A case study of canal seepage quantification using gain/loss method and electrical resistivity tomography in an intensively managed water resource system in the Treasure Valley, Idaho, United States

Monitoring groundwater-surface water (GW-SW) interactions is essential for effectively managing the available water resources in semi-arid and arid environments. The focus of this study was to quantify how much SW is being exchanged with the shallow GW aquifer in the Treasure Valley (TV), Idaho, USA. Previous water budgets estimated regional canal seepage without incorporating canal variability and flow measurement uncertainty. To address this, we applied both direct (gain/loss) and indirect (electrical resistivity tomography (ERT)) techniques. Direct seepage measurements were taken on canals capturing a range of different characteristics in the TV. The discrete measurements were then used to estimate the total seepage anticipated to be lost from these canals during the irrigation season.
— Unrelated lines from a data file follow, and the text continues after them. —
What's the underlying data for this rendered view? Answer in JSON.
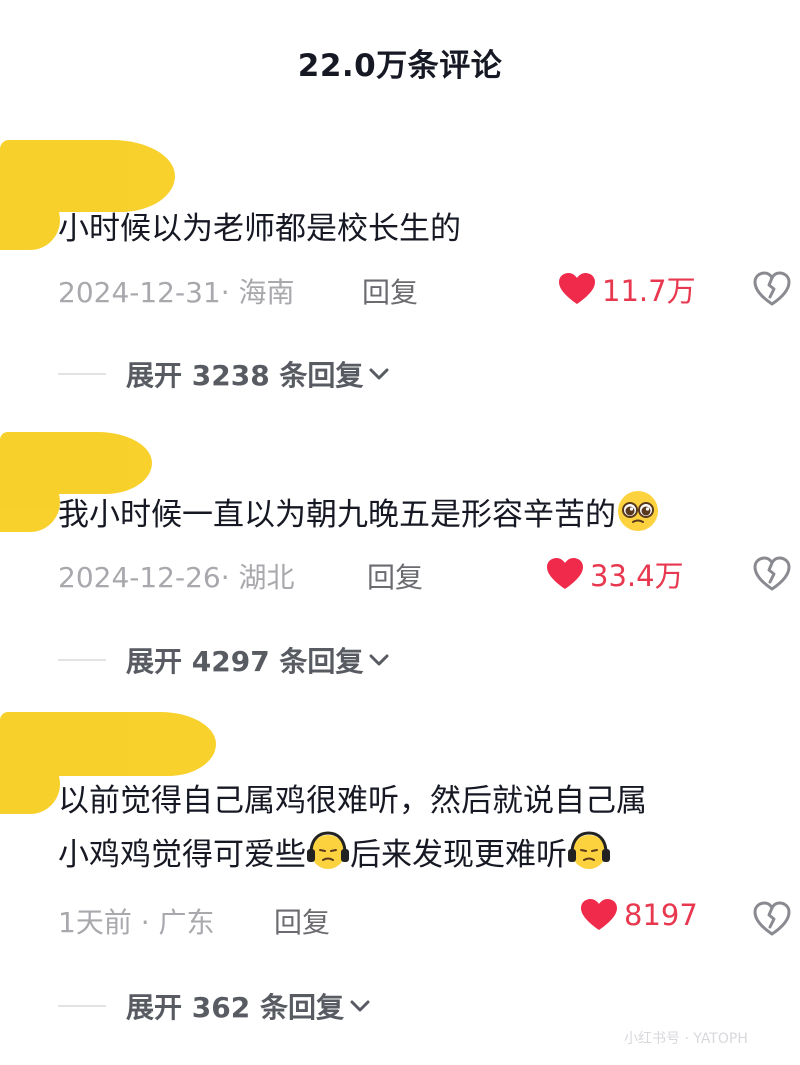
{
  "header": {
    "title": "22.0万条评论"
  },
  "comments": [
    {
      "text": "小时候以为老师都是校长生的",
      "meta": "2024-12-31· 海南",
      "reply_label": "回复",
      "likes": "11.7万",
      "expand_label": "展开 3238 条回复"
    },
    {
      "text": "我小时候一直以为朝九晚五是形容辛苦的",
      "meta": "2024-12-26· 湖北",
      "reply_label": "回复",
      "likes": "33.4万",
      "expand_label": "展开 4297 条回复"
    },
    {
      "text_line1": "以前觉得自己属鸡很难听，然后就说自己属",
      "text_line2_a": "小鸡鸡觉得可爱些",
      "text_line2_b": "后来发现更难听",
      "meta": "1天前 · 广东",
      "reply_label": "回复",
      "likes": "8197",
      "expand_label": "展开 362 条回复"
    }
  ],
  "watermark": "小红书号 · YATOPH",
  "icons": {
    "like": "heart-icon",
    "dislike": "broken-heart-icon",
    "expand": "chevron-down-icon",
    "emoji_pleading": "pleading-face-emoji",
    "emoji_headphones": "headphones-face-emoji"
  },
  "colors": {
    "like": "#e8384f",
    "meta": "#a8a8ad",
    "smudge": "#f7cd1a"
  }
}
Our findings showed high seepage variability across the canals. The ERT inversion approach was utilized before and after the irrigation season by applying an advanced inversion scheme to better constrain the canal seepage spatial variability and uncertainty by quantifying changes in the saturated zone with 2D-ERT results. Temporal changes in the subsurface resistivity were observed due to the lateral flow from the nearby surface canal during the irrigation season. The combination of these approaches improves our understanding of SW-GW interactions in intensively managed irrigation systems.